Me cuidarás bien
Al leer la nueva lista de hermanas que se me habían asignado como maestra visitante, vi el nombre de una nueva conversa de nuestro barrio. Me incomodaba llamar a alguien a quien no conocía, pero mi compañera y yo fijamos una cita con Jane para visitarla (se han alterado los nombres). Llegamos esa mañana e hicimos una oración rápida antes de acercarnos a la puerta. Encontramos a Jane y a sus tres hijos pequeños esperándonos.
A medida que estrechábamos lazos con Jane en nuestras visitas mensuales, también procurábamos conocer a sus hijos. Los dos más pequeños se sentaban junto a mi compañera y yo, y les leíamos libros y jugábamos con ellos. Pero Alex, el mayor de ellos, de cuatro años, no se mostraba tan ansioso de abrirle los brazos a las visitantes frecuentes de su madre. Era independiente y no se decidía a dejarnos ser sus amigas.
Hacía un año que visitaba a Jane como maestra visitante cuando recibí una llamada en la que supe que la casa de Jane se había incendiado. Mi esposo y yo sentimos que debíamos tomar unas galletitas saladas, botellas de agua y autos de juguete e ir rápido para ver cómo podíamos ayudar. Nos encontramos a Jane de pie en la acera de enfrente de su casa en llamas. El esposo de Jane se encontraba con los bomberos verificando el alcance de los daños, mientras Jane consolaba a sus tres hijos que lloraban agarrados de sus rodillas.
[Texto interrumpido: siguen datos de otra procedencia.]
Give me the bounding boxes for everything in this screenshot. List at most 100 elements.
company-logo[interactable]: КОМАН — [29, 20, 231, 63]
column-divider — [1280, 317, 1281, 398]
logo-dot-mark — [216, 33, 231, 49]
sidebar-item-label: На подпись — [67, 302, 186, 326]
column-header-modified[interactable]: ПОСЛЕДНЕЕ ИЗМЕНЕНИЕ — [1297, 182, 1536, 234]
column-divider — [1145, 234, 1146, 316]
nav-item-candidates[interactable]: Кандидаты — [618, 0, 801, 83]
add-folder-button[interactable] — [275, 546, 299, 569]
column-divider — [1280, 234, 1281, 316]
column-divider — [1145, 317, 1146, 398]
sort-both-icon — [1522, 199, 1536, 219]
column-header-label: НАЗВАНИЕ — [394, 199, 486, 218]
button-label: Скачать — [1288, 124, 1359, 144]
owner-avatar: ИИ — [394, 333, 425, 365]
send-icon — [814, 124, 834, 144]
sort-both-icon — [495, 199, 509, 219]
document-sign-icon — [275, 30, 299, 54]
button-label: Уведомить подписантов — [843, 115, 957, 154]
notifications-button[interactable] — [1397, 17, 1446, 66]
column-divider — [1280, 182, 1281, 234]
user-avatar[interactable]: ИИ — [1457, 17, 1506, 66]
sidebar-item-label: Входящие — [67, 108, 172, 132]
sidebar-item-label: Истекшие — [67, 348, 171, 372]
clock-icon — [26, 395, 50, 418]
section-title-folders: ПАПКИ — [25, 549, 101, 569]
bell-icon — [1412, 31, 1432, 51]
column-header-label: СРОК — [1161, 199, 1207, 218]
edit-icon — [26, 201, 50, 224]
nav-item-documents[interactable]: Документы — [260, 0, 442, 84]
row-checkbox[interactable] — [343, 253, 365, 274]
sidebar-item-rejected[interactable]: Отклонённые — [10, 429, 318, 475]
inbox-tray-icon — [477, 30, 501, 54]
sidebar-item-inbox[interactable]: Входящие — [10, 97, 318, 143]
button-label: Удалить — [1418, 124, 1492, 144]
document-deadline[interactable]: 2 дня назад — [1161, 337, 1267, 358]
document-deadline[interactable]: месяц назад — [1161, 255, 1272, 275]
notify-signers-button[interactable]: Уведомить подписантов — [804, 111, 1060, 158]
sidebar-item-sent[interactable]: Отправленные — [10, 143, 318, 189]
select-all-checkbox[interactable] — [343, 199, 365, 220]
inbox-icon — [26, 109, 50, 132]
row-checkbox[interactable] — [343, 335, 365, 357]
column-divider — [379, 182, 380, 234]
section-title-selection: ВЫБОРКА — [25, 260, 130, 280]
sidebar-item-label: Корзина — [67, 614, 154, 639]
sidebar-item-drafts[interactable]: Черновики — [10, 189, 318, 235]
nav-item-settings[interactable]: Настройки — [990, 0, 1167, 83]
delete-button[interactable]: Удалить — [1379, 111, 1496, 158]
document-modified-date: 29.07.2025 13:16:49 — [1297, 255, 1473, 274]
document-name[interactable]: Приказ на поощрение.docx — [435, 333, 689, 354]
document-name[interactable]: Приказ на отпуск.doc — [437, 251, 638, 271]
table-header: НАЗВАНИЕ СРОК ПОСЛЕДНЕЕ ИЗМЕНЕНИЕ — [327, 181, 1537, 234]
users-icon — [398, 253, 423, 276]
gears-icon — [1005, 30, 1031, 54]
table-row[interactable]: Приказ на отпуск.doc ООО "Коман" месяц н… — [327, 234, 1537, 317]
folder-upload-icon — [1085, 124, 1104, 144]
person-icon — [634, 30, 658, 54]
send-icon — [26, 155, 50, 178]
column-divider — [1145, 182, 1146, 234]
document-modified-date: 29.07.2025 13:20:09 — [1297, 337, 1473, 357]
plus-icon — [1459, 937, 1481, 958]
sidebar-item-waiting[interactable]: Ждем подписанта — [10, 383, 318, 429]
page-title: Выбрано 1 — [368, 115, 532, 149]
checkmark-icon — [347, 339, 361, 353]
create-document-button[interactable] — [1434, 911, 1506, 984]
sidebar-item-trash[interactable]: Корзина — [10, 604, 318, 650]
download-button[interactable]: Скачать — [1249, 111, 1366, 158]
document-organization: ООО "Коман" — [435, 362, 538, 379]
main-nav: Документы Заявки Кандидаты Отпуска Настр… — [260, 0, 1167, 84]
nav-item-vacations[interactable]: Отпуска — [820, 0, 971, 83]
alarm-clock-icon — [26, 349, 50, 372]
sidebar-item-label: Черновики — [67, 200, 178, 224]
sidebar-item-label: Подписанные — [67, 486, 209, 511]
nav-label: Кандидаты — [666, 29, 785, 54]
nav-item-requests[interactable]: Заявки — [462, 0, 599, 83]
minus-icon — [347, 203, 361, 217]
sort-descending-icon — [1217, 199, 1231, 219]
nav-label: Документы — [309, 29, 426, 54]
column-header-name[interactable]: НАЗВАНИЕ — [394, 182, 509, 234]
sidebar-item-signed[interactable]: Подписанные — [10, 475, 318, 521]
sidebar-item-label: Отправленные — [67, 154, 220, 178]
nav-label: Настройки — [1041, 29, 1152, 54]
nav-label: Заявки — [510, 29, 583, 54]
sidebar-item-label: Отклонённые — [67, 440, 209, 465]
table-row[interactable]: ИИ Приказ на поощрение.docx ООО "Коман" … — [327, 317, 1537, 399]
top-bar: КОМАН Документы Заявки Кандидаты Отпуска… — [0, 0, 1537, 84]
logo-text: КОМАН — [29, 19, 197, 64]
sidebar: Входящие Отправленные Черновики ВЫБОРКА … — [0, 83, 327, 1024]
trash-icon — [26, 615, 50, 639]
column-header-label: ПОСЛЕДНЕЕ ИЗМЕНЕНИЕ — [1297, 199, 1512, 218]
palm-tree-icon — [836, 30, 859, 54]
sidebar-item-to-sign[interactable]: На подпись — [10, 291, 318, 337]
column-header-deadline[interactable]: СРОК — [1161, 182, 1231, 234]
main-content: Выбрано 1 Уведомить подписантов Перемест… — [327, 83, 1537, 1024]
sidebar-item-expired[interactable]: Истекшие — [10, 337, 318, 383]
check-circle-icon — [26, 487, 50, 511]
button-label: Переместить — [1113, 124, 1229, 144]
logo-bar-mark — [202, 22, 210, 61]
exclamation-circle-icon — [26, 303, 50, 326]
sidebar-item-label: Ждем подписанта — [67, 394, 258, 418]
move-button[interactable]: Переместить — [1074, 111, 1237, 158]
Cuando hablamos con ella, nos dijo que quería ir con su esposo, así que llevamos a sus dos hijos pequeños a nuestro vehículo. Tenían hambre y sed, y me sentí agradecida por la inspiración que recibimos del Espíritu Santo de llevar comida y agua. Pronto quedaron contentos, pero Alex, que todavía sollozaba, no quería soltar a su madre. Jane no podía llevarlo consigo y no sabía si ir con su esposo o consolar a su hijo.
La animé a que se fuera con su esposo y me incliné a preguntarle a Alex si podía tomarlo en brazos mientras su mamá iba a buscar a su papá. Para mi asombro, aceptó. Cuando lo tomé, puso la cabeza sobre mi hombro y le acaricié la espalda. Mientras Jane fue a buscar a su esposo, susurré palabras de consuelo al oído de Alex y pronto sentí que sollozaba menos y que su respiración se relajaba.
Mientras estábamos en la acera, Alex me dijo con una voz suave: “Me cuidarás bien, porque eres la maestra de mi mamá”.
En silencio, me cayeron lágrimas de los ojos al darme cuenta de que Alex comprendía que éramos importantes para su madre. Entendía que podía confiar en mí para que cuidara de él también porque yo era la maestra de su mamá.